My GitHub Action workflow executes the following steps:
- Versioning: Needless to say but a Nuget package requires versioning. I chose GitVersion to achieve Semantic Versioning on the project primarily because of the familiarity and experience of using it in my organization. The GitHub Action to use GitVersion can be found here.
Tip: When using GitVersion Action ensure that you have Gitversion.yml file in your source code to avoid unexpected issues. The documentation does not do a great job of explaining that. To configure additional options, refer to the source code.
- Set up .NET Core: I used the official GitHub setup-dotnet Action to set up the dotnet cli environment. This action allowed me to use dotnet commands such as restore, build, test, pack, and nuget push.

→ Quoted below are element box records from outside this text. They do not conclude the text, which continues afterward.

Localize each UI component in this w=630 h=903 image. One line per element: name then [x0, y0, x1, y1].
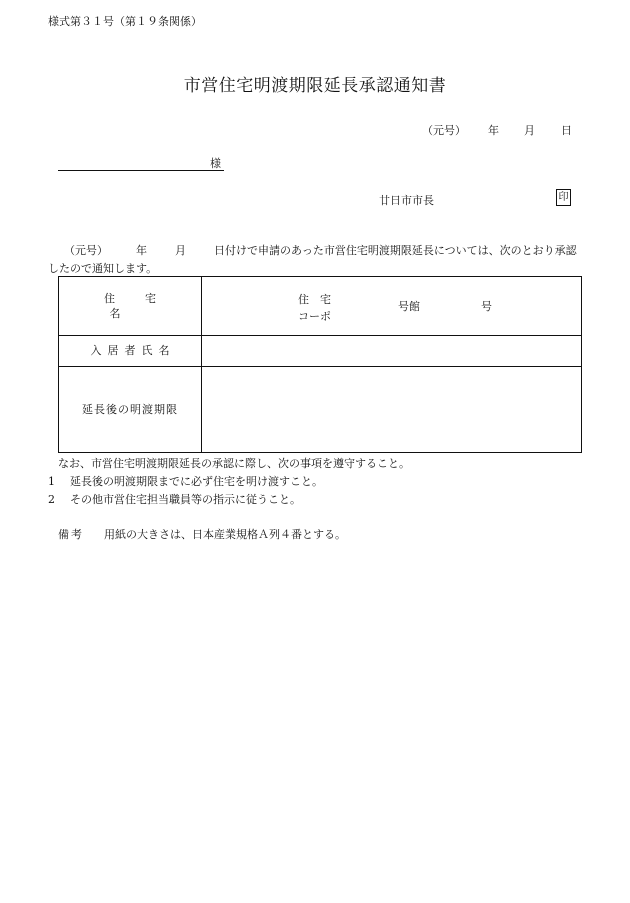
date-year: 年 [488, 124, 499, 137]
note-1-text: 延長後の明渡期限までに必ず住宅を明け渡すこと。 [70, 475, 323, 488]
house-type-jutaku: 住 宅 [298, 293, 331, 306]
note-item-1 [48, 474, 323, 489]
note-item-2 [48, 492, 301, 507]
house-type-options [298, 291, 331, 325]
note-2-number: 2 [48, 493, 55, 506]
sender-name: 廿日市市長 [379, 194, 434, 207]
remark-text: 用紙の大きさは、日本産業規格Ａ列４番とする。 [104, 528, 346, 541]
room-number-label: 号 [481, 300, 492, 313]
form-number: 様式第３１号（第１９条関係） [48, 15, 202, 28]
deadline-label-cell [59, 367, 202, 453]
deadline-value [202, 367, 582, 453]
addressee-suffix: 様 [210, 157, 221, 170]
addressee-name-line [58, 170, 224, 171]
resident-value [202, 336, 582, 367]
document-title: 市営住宅明渡期限延長承認通知書 [183, 76, 447, 96]
body-era: （元号） [64, 244, 108, 257]
deadline-label: 延長後の明渡期限 [82, 402, 178, 416]
body-text: 日付けで申請のあった市営住宅明渡期限延長については、次のとおり承認したので通知します。 [48, 244, 577, 275]
house-type-copo: コーポ [298, 310, 331, 323]
note-1-number: 1 [48, 475, 55, 488]
remark [58, 527, 346, 542]
body-month: 月 [175, 244, 186, 257]
application-table [58, 276, 582, 453]
resident-row [59, 336, 582, 367]
date-era: （元号） [422, 124, 466, 137]
resident-label-cell [59, 336, 202, 367]
deadline-row [59, 367, 582, 453]
house-label-cell [59, 277, 202, 336]
date-month: 月 [524, 124, 535, 137]
building-number-label: 号館 [398, 300, 420, 313]
remark-label: 備考 [58, 528, 84, 541]
seal-mark: 印 [556, 189, 571, 206]
notice-body [48, 242, 586, 278]
date-day: 日 [561, 124, 572, 137]
house-value-cell [202, 277, 582, 336]
house-row [59, 277, 582, 336]
body-year: 年 [136, 244, 147, 257]
house-label: 住宅名 [104, 291, 186, 320]
notes-intro: なお、市営住宅明渡期限延長の承認に際し、次の事項を遵守すること。 [58, 457, 410, 470]
resident-label: 入居者氏名 [90, 344, 176, 358]
note-2-text: その他市営住宅担当職員等の指示に従うこと。 [70, 493, 301, 506]
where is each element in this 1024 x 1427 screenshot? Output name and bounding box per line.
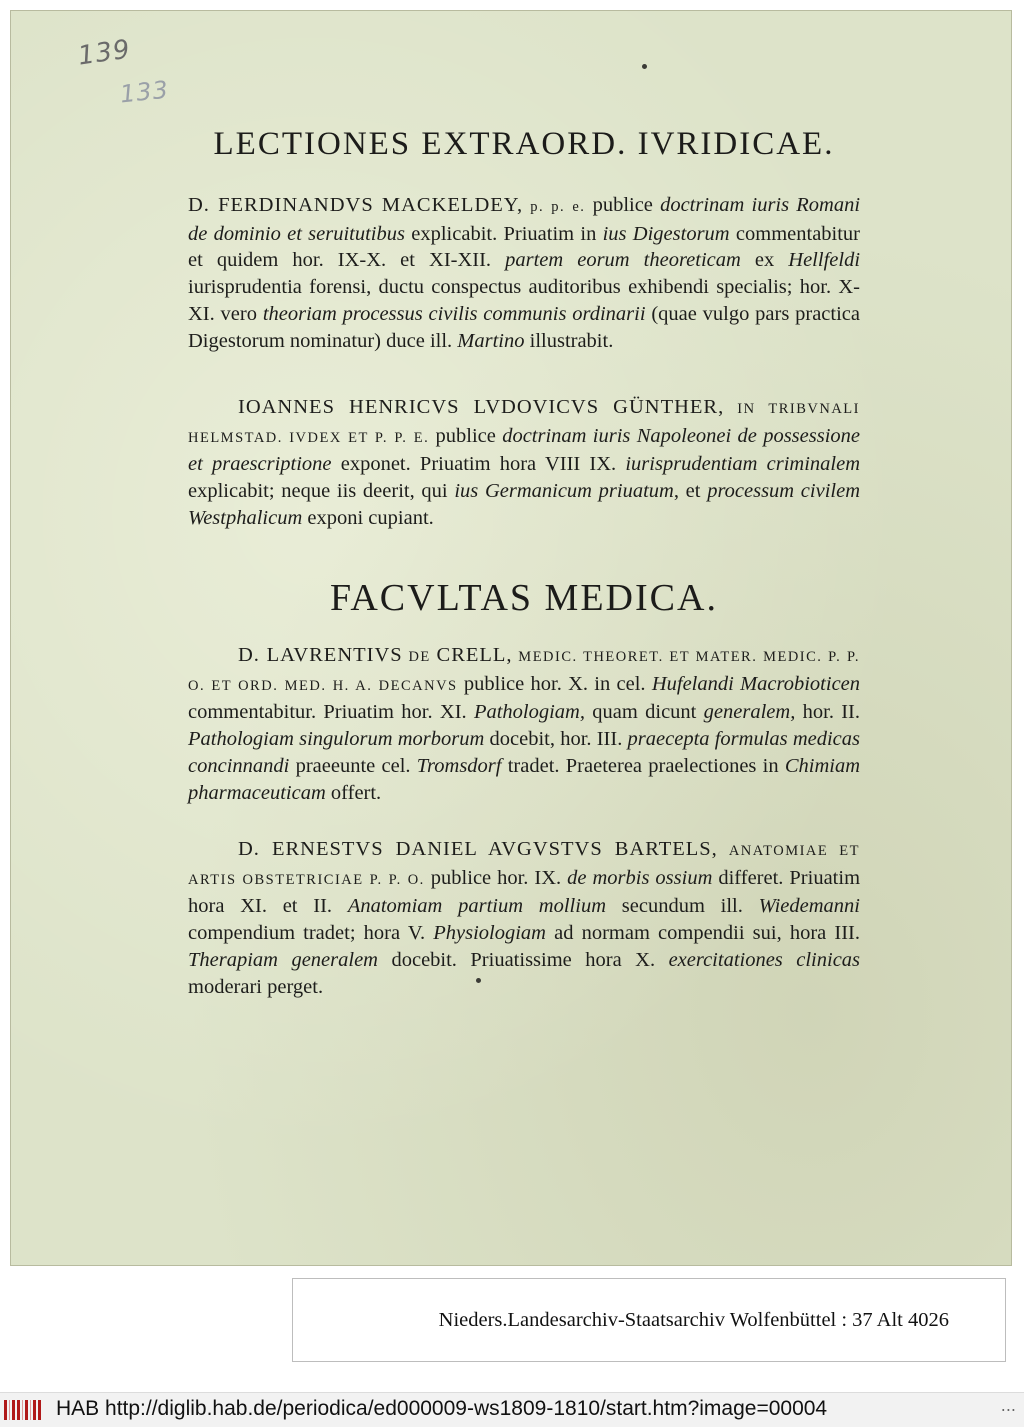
entry-italic: Anatomiam partium mollium xyxy=(347,895,607,918)
entry-italic: exercitationes clinicas xyxy=(668,948,861,971)
professor-surname: CRELL, xyxy=(436,644,513,666)
entry-text: offert. xyxy=(330,781,382,804)
professor-title: p. p. e. xyxy=(530,199,586,215)
entry-italic: Pathologiam singulorum morborum xyxy=(188,728,485,751)
entry-text: commentabitur et quidem hor. IX-X. et XI-XII. xyxy=(188,222,861,272)
entry-italic: Tromsdorf xyxy=(416,754,502,777)
entry-text: praeeunte cel. xyxy=(295,754,411,777)
entry-italic: de morbis ossium xyxy=(567,866,713,889)
entry-italic: ius Digestorum xyxy=(602,222,730,245)
name-particle: DE xyxy=(408,649,431,665)
entry-text: docebit, hor. III. xyxy=(489,728,623,751)
entry-crell xyxy=(188,642,860,806)
hab-logo-icon xyxy=(4,1400,41,1420)
entry-italic: Wiedemanni xyxy=(758,895,860,918)
more-icon[interactable]: ... xyxy=(1000,1396,1016,1415)
section-heading-iuridicae: LECTIONES EXTRAORD. IVRIDICAE. xyxy=(213,126,835,162)
entry-text: illustrabit. xyxy=(529,329,614,352)
entry-text: publice xyxy=(435,424,496,447)
entry-text: explicabit; neque iis deerit, qui xyxy=(188,480,448,503)
entry-text: hor. II. xyxy=(802,701,861,724)
entry-text: docebit. Priuatissime hora X. xyxy=(391,948,656,971)
entry-text: differet. Priuatim hora XI. et II. xyxy=(188,866,861,918)
entry-text: ex xyxy=(754,249,775,272)
entry-italic: partem eorum theoreticam xyxy=(505,249,741,272)
entry-bartels xyxy=(188,836,860,1000)
entry-text: tradet. Praeterea praelectiones in xyxy=(507,754,779,777)
entry-text: exponet. Priuatim hora VIII IX. xyxy=(340,453,617,476)
entry-mackeldey xyxy=(188,192,860,354)
entry-text: moderari perget. xyxy=(188,975,324,998)
entry-italic: generalem, xyxy=(703,701,796,724)
section-heading-medica: FACVLTAS MEDICA. xyxy=(330,577,718,619)
entry-text: iurisprudentia forensi, ductu conspectus auditoribus exhibendi specialis; hor. X-XI. vero xyxy=(188,276,860,325)
handwritten-number-faded: 133 xyxy=(118,75,171,109)
entry-italic: Therapiam generalem xyxy=(188,948,378,971)
entry-italic: praecepta formulas medicas concinnandi xyxy=(188,728,861,777)
entry-italic: doctrinam iuris Napoleonei de possessione et praescriptione xyxy=(188,424,861,476)
entry-text: , et xyxy=(673,480,701,503)
entry-italic: Physiologiam xyxy=(433,922,546,945)
entry-text: publice hor. IX. xyxy=(430,866,562,889)
entry-text: exponi cupiant. xyxy=(307,506,434,529)
professor-title: MEDIC. THEORET. ET MATER. MEDIC. P. P. O. ET ORD. MED. H. A. DECANVS xyxy=(188,649,861,694)
entry-italic: iurisprudentiam criminalem xyxy=(625,453,861,476)
professor-name: D. FERDINANDVS MACKELDEY, xyxy=(188,194,524,216)
professor-title: ANATOMIAE ET ARTIS OBSTETRICIAE P. P. O. xyxy=(188,843,860,888)
entry-italic: Hufelandi Macrobioticen xyxy=(651,672,861,695)
entry-italic: ius Germanicum priuatum xyxy=(454,480,674,503)
entry-text: compendium tradet; hora V. xyxy=(188,922,426,945)
entry-italic: doctrinam iuris Romani de dominio et seruitutibus xyxy=(188,194,861,245)
entry-italic: theoriam processus civilis communis ordinarii xyxy=(262,302,646,325)
handwritten-number: 139 xyxy=(76,34,133,72)
entry-italic: processum civilem Westphalicum xyxy=(188,480,860,529)
entry-text: ad normam compendii sui, hora III. xyxy=(554,922,860,945)
ink-speck xyxy=(642,64,647,69)
professor-name: IOANNES HENRICVS LVDOVICVS GÜNTHER, xyxy=(238,396,725,418)
entry-text: publice hor. X. in cel. xyxy=(463,672,646,695)
entry-italic: Pathologiam, xyxy=(473,701,585,724)
entry-text: publice xyxy=(592,194,653,216)
entry-text: explicabit. Priuatim in xyxy=(411,222,597,245)
entry-text: quam dicunt xyxy=(592,701,697,724)
entry-text: (quae vulgo pars practica Digestorum nominatur) duce ill. xyxy=(188,302,860,352)
entry-text: commentabitur. Priuatim hor. XI. xyxy=(188,701,467,724)
professor-name: D. ERNESTVS DANIEL AVGVSTVS BARTELS, xyxy=(238,838,718,860)
archive-stamp: Nieders.Landesarchiv-Staatsarchiv Wolfenbüttel : 37 Alt 4026 xyxy=(438,1309,949,1331)
entry-italic: Chimiam pharmaceuticam xyxy=(188,754,861,804)
footer-url-link[interactable]: HAB http://diglib.hab.de/periodica/ed000009-ws1809-1810/start.htm?image=00004 xyxy=(56,1397,828,1420)
professor-name: D. LAVRENTIVS xyxy=(238,644,403,666)
entry-italic: Hellfeldi xyxy=(788,249,861,272)
professor-title: IN TRIBVNALI HELMSTAD. IVDEX ET P. P. E. xyxy=(188,401,860,446)
entry-italic: Martino xyxy=(457,329,525,352)
entry-text: secundum ill. xyxy=(621,895,743,918)
archive-stamp-box xyxy=(292,1278,1006,1362)
entry-guenther xyxy=(188,394,860,532)
footer-bar xyxy=(0,1392,1024,1427)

- Publish NuGet package: Pushing the package to NuGet.org was trivial. I used conditional steps to push the package only when the pull request is merged to the master. The API key was read from the GitHub secrets key-vault.
My CI workflow is available here.
I wanted to control when to push a new version to nuget.org. Unfortunately, one of the limitations of GitHub Action currently is the ability to manually trigger a workflow. It is one of the highest voted feature requests. There are some hacks and workarounds available to achieve this but I did not spend much time exploring those options. In the longer term, I may switch to a Trunk-based development where I can have more control over my releases.
Next steps
There some enhancements I’m looking to work on next as and when I have some spare time.
- Ability to support multiple target frameworks. Currently, the package only supports .NET Core 3.1.
- Change the branching strategy, have separate release branches.
- Enhance GitHub actions, add features such as tagging, code coverage, code analysis, etc.
- Release the major version of the NuGet package.
Conclusion
Publishing the NuGet package for my open source project was a unique experience. It was quite different from publishing NuGet packages for internal projects in my organization where we have more control. I intend to take these learnings and do similar projects in the future. I also hope that I was able to encourage some of you to take the first step into the world of open source and start working on your pet projects.
Source code: https://github.com/ankitvijay/DeveloperExceptionJsonResponse
NuGet package: https://www.nuget.org/packages/DeveloperExceptionJsonResponse/
Documentation: https://ankitvijay.github.io/DeveloperExceptionJsonResponse/
Please use the NuGet package and raise an issue to report a bug or feature-request. Contributions are welcome :).